In the previous article we learned about Fisher’s original idea for using significance testing. Unfortunately, the current use of Null Hypothesis Significance Testing (NHST) hardly resembles Fisher’s original idea. In this article I will discuss some of the criticisms of NHST.
Disproving Null Hypotheses
The main aim of NHST seems to be disproving null hypotheses. Unfortunately, while a small (‘significant’) p value indicates that the null hypothesis is false, the converse is not true. Even a large non-significant p value does not provide evidence for the null hypothesis. This is captured by the dictum ‘one can reject a null hypothesis, but never accept it’.
Sometimes, however, one does not want to reject the null hypothesis. Studies of bioequivalence intend to determine if one treatment is ‘as good’ as another. The researcher in such instances does not want to demonstrate superiority of a particular treatment, rather that the two treatments are equally effective. Non-inferiority trials attempt to demonstrate that a treatment is ‘not worse than’ another treatment.

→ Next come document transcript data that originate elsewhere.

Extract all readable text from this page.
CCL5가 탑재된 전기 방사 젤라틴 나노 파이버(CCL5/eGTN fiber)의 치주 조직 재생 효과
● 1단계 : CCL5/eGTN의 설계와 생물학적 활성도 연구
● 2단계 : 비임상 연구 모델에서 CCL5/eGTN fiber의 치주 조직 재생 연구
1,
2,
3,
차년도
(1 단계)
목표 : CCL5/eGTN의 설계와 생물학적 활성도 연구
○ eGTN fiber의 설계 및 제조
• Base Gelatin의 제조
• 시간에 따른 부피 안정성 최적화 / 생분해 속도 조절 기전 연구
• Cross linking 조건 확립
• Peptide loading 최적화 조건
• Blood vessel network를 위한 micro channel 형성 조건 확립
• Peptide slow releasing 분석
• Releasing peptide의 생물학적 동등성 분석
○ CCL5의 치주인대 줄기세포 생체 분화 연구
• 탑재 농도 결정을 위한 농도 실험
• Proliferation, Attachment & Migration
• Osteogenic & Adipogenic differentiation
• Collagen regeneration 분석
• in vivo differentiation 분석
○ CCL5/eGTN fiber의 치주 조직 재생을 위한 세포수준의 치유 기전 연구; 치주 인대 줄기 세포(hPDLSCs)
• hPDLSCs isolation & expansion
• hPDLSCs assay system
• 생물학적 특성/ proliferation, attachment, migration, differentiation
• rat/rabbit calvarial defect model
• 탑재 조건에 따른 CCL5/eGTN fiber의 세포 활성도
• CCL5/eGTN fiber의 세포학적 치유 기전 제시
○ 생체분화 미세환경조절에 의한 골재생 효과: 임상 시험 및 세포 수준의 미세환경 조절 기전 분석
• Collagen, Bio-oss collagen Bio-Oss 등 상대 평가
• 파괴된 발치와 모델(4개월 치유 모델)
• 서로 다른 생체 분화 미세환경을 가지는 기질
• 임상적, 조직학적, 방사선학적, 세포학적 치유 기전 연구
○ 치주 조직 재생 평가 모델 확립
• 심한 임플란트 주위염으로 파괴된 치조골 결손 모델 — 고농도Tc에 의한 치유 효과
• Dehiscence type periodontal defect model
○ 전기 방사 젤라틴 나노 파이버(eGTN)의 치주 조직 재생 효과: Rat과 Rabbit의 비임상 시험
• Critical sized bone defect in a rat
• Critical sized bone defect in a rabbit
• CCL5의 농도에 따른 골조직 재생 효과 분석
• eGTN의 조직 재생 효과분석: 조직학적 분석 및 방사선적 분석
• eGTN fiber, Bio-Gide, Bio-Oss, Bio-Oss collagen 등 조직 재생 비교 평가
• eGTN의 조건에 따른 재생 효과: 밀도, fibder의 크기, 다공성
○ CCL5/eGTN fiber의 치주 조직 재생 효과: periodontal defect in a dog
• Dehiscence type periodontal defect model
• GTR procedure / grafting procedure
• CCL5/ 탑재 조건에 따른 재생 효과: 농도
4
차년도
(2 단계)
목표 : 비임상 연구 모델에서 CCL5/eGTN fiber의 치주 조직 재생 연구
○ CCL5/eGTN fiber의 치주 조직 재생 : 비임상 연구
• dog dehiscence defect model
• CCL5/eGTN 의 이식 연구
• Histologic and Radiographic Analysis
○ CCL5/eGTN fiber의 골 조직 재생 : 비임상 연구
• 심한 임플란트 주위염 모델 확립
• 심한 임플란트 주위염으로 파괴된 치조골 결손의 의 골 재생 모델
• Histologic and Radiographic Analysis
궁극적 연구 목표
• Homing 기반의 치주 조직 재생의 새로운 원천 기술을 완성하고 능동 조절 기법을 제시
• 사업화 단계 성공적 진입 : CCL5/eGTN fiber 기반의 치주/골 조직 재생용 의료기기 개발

The standard treatment for a disease cures 50% of those receiving the treatment at a cost of 100 units of currency. A limited-resource setting is endemic for the disease and cannot afford the treatment. Researchers develop a new treatment that costs only 10 currency units. They wish to establish that the new treatment is ‘as good’ as the original treatment. They do not want to reject the null (nil) hypothesis that there is no difference between the two treatments. In fact, they want to demonstrate that there is no difference between the two treatments.